What is the real use case? Is it a migration process to permanently convert from an SQL schema to a better schema?

You system might be starving on memory with that much data in a single pipeline. You could investigate doing each $lookup/$merge in completely independent pipelines of each others. You may then avoid an $unwind for collections where foreignField is _id.

Gergo_Boros · July 11, 2024, 11:36am

You are right, I introduced some typos and the original collections have different names

It is not a migration process. We have an ETL application and most of the data in the other collections are different counts by different groupings.

As far as I recall the team already tried the $lookup/$merge in completely independent pipelines and the execution took much more time.

steevej · July 11, 2024, 1:14pm

Get better hardware. More RAM, faster disk.

Have a better schema. Move what ever is stored dynamically in secondary collection into MasterCollection so that you do not have to $lookup and then $merge.

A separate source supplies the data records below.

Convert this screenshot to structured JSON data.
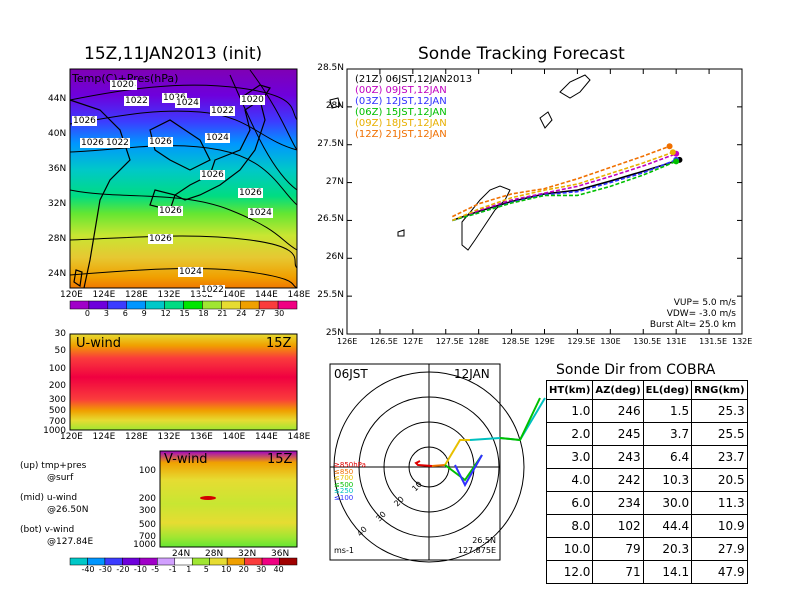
{
  "left_top": {
    "title": "15Z,11JAN2013 (init)",
    "label": "Temp(C)+Pres(hPa)",
    "lat_labels": [
      "44N",
      "40N",
      "36N",
      "32N",
      "28N",
      "24N"
    ],
    "lon_labels": [
      "120E",
      "124E",
      "128E",
      "132E",
      "136E",
      "140E",
      "144E",
      "148E"
    ],
    "isobars": [
      "1024",
      "1022",
      "1026",
      "1024",
      "1020",
      "1022",
      "1026",
      "1026",
      "1022",
      "1026",
      "1024",
      "1026",
      "1026",
      "1026",
      "1024",
      "1026",
      "1024",
      "1022",
      "1020"
    ],
    "colorbar_labels": [
      "0",
      "3",
      "6",
      "9",
      "12",
      "15",
      "18",
      "21",
      "24",
      "27",
      "30"
    ],
    "colorbar_colors": [
      "#a000c8",
      "#6e00dc",
      "#3c3cff",
      "#0096ff",
      "#00c8c8",
      "#00dc82",
      "#00e600",
      "#a0e632",
      "#e6dc32",
      "#f0a000",
      "#fa3c3c",
      "#f00082"
    ]
  },
  "u_wind": {
    "label": "U-wind",
    "time": "15Z",
    "p_labels": [
      "30",
      "50",
      "100",
      "200",
      "300",
      "500",
      "700",
      "1000"
    ],
    "lon_labels": [
      "120E",
      "124E",
      "128E",
      "132E",
      "136E",
      "140E",
      "144E",
      "148E"
    ]
  },
  "v_wind": {
    "label": "V-wind",
    "time": "15Z",
    "p_labels": [
      "100",
      "200",
      "300",
      "500",
      "700",
      "1000"
    ],
    "lat_labels": [
      "24N",
      "28N",
      "32N",
      "36N"
    ],
    "colorbar_labels": [
      "-40",
      "-30",
      "-20",
      "-10",
      "-5",
      "-1",
      "1",
      "5",
      "10",
      "20",
      "30",
      "40"
    ],
    "colorbar_colors": [
      "#00c8c8",
      "#0096ff",
      "#3c3cff",
      "#6e00dc",
      "#a000c8",
      "#d2a0ff",
      "#ffffff",
      "#a0e632",
      "#e6dc32",
      "#f0a000",
      "#fa3c3c",
      "#f00082",
      "#a00000"
    ]
  },
  "legend_text": {
    "up": "(up) tmp+pres",
    "up2": "@surf",
    "mid": "(mid) u-wind",
    "mid2": "@26.50N",
    "bot": "(bot) v-wind",
    "bot2": "@127.84E"
  },
  "tracking": {
    "title": "Sonde Tracking Forecast",
    "lat_labels": [
      "28.5N",
      "28N",
      "27.5N",
      "27N",
      "26.5N",
      "26N",
      "25.5N",
      "25N"
    ],
    "lon_labels": [
      "126E",
      "126.5E",
      "127E",
      "127.5E",
      "128E",
      "128.5E",
      "129E",
      "129.5E",
      "130E",
      "130.5E",
      "131E",
      "131.5E",
      "132E"
    ],
    "info_vup": "VUP= 5.0 m/s",
    "info_vdw": "VDW= -3.0 m/s",
    "info_burst": "Burst Alt= 25.0 km"
  },
  "chart_data": {
    "type": "line",
    "title": "Sonde Tracking Forecast",
    "xlim": [
      126,
      132
    ],
    "ylim": [
      25,
      28.5
    ],
    "series": [
      {
        "name": "(21Z)  06JST,12JAN2013",
        "color": "#000000",
        "x": [
          127.6,
          128.0,
          128.5,
          129.0,
          129.5,
          130.0,
          130.5,
          131.05
        ],
        "y": [
          26.5,
          26.62,
          26.75,
          26.85,
          26.9,
          27.02,
          27.15,
          27.3
        ]
      },
      {
        "name": "(00Z)  09JST,12JAN",
        "color": "#c000c0",
        "x": [
          127.6,
          128.0,
          128.5,
          129.0,
          129.5,
          130.0,
          130.5,
          131.0
        ],
        "y": [
          26.5,
          26.63,
          26.77,
          26.86,
          26.95,
          27.08,
          27.22,
          27.38
        ]
      },
      {
        "name": "(03Z)  12JST,12JAN",
        "color": "#3030ff",
        "x": [
          127.6,
          128.0,
          128.5,
          129.0,
          129.5,
          130.0,
          130.5,
          131.0
        ],
        "y": [
          26.5,
          26.6,
          26.74,
          26.84,
          26.88,
          27.0,
          27.13,
          27.3
        ]
      },
      {
        "name": "(06Z)  15JST,12JAN",
        "color": "#00c000",
        "x": [
          127.6,
          128.0,
          128.5,
          129.0,
          129.5,
          130.0,
          130.5,
          131.0
        ],
        "y": [
          26.5,
          26.6,
          26.73,
          26.83,
          26.83,
          26.95,
          27.1,
          27.28
        ]
      },
      {
        "name": "(09Z)  18JST,12JAN",
        "color": "#e8b000",
        "x": [
          127.6,
          128.0,
          128.5,
          129.0,
          129.5,
          130.0,
          130.5,
          130.95
        ],
        "y": [
          26.5,
          26.65,
          26.8,
          26.9,
          26.98,
          27.12,
          27.26,
          27.4
        ]
      },
      {
        "name": "(12Z)  21JST,12JAN",
        "color": "#f07000",
        "x": [
          127.6,
          128.0,
          128.5,
          129.0,
          129.5,
          130.0,
          130.5,
          130.9
        ],
        "y": [
          26.55,
          26.72,
          26.85,
          26.92,
          27.05,
          27.2,
          27.35,
          27.48
        ]
      }
    ]
  },
  "polar": {
    "label_left": "06JST",
    "label_right": "12JAN",
    "ring_labels": [
      "10",
      "20",
      "30",
      "40"
    ],
    "legend": [
      {
        "text": "≥850hPa",
        "color": "#e00000"
      },
      {
        "text": "≤850",
        "color": "#f07000"
      },
      {
        "text": "≤700",
        "color": "#e8c000"
      },
      {
        "text": "≤500",
        "color": "#00c000"
      },
      {
        "text": "≤250",
        "color": "#00c0c0"
      },
      {
        "text": "≤100",
        "color": "#3030ff"
      }
    ],
    "unit": "ms-1",
    "pos_lat": "26.5N",
    "pos_lon": "127.875E"
  },
  "sonde_table": {
    "title": "Sonde Dir from COBRA",
    "headers": [
      "HT(km)",
      "AZ(deg)",
      "EL(deg)",
      "RNG(km)"
    ],
    "rows": [
      [
        "1.0",
        "246",
        "1.5",
        "25.3"
      ],
      [
        "2.0",
        "245",
        "3.7",
        "25.5"
      ],
      [
        "3.0",
        "243",
        "6.4",
        "23.7"
      ],
      [
        "4.0",
        "242",
        "10.3",
        "20.5"
      ],
      [
        "6.0",
        "234",
        "30.0",
        "11.3"
      ],
      [
        "8.0",
        "102",
        "44.4",
        "10.9"
      ],
      [
        "10.0",
        "79",
        "20.3",
        "27.9"
      ],
      [
        "12.0",
        "71",
        "14.1",
        "47.9"
      ]
    ]
  }
}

Try removing the first $project.

For collections where you $lookup with foreignField:_id, reverse the process. Aggregate the secondary collection and then $merge like:

collection1.aggregate( [ { "$merge" : {
  "into" : "MasterCollection" , ...

You save on some $lookup and most likely you can avoid allowDiskUse for those.

Most likely you could also do the same with other collections by using:

on : [ "field1" , "field2" ]

But field1 and field2 would need to at the top level rather than within _id in secondary collections which you could do easily with a $set or $project.

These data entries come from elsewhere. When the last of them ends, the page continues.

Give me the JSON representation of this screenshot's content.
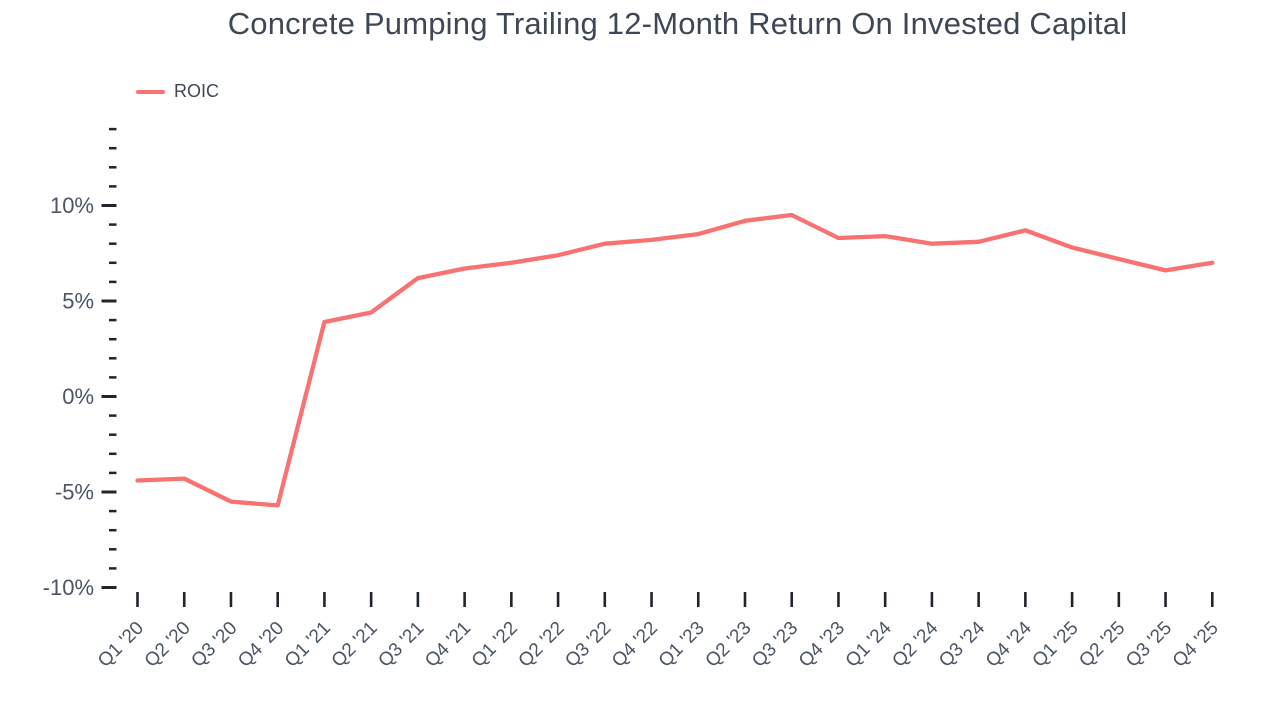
{
  "title": "Concrete Pumping Trailing 12-Month Return On Invested Capital",
  "legend": [
    {
      "label": "ROIC",
      "color": "#F97272"
    }
  ],
  "chart_data": {
    "type": "line",
    "title": "Concrete Pumping Trailing 12-Month Return On Invested Capital",
    "xlabel": "",
    "ylabel": "",
    "unit": "%",
    "grid": false,
    "legend_position": "top-left",
    "categories": [
      "Q1 '20",
      "Q2 '20",
      "Q3 '20",
      "Q4 '20",
      "Q1 '21",
      "Q2 '21",
      "Q3 '21",
      "Q4 '21",
      "Q1 '22",
      "Q2 '22",
      "Q3 '22",
      "Q4 '22",
      "Q1 '23",
      "Q2 '23",
      "Q3 '23",
      "Q4 '23",
      "Q1 '24",
      "Q2 '24",
      "Q3 '24",
      "Q4 '24",
      "Q1 '25",
      "Q2 '25",
      "Q3 '25",
      "Q4 '25"
    ],
    "series": [
      {
        "name": "ROIC",
        "color": "#F97272",
        "values": [
          -4.4,
          -4.3,
          -5.5,
          -5.7,
          3.9,
          4.4,
          6.2,
          6.7,
          7.0,
          7.4,
          8.0,
          8.2,
          8.5,
          9.2,
          9.5,
          8.3,
          8.4,
          8.0,
          8.1,
          8.7,
          7.8,
          7.2,
          6.6,
          7.0
        ]
      }
    ],
    "ylim": [
      -10,
      14
    ],
    "y_major_ticks": [
      {
        "value": 10,
        "label": "10%"
      },
      {
        "value": 5,
        "label": "5%"
      },
      {
        "value": 0,
        "label": "0%"
      },
      {
        "value": -5,
        "label": "-5%"
      },
      {
        "value": -10,
        "label": "-10%"
      }
    ],
    "y_minor_tick_step": 1
  },
  "colors": {
    "background": "#FFFFFF",
    "line": "#F97272",
    "title_text": "#3E4855",
    "axis_label_text": "#4B5563",
    "tick_mark": "#20252C"
  }
}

I expect that starting the aggregate() on secondary to cut time in half as the number of $lookup is halved and in all cases disk would not be used.

steevej · July 16, 2024, 2:41pm

Hi @Gergo_Boros, is there any followup on this?

ad Thanks vance

Gergo_Boros · July 17, 2024, 7:13am

Hi @steevej, I managed to reduce the number of joins and updated the $match conditions so the id index can be used where I’m matching by multiple fields:

{ $eq: ['$_id.field1', '$$field1Id'] },
{ $eq: ['$_id.field2', '$$field2Id'] },

The performance improvement was 10 minutes, from ~30 mins to ~20 mins. However this is still a lot, I moved the same data to PostgreSQL, and without any major optimizations, I managed to run the same query with the same data in under 9 seconds.

Initially, this query was split into multiple queries, where we aggregated the secondary collections as you suggested. I did not implement that part, but I recall the execution time was around 2-3 hours.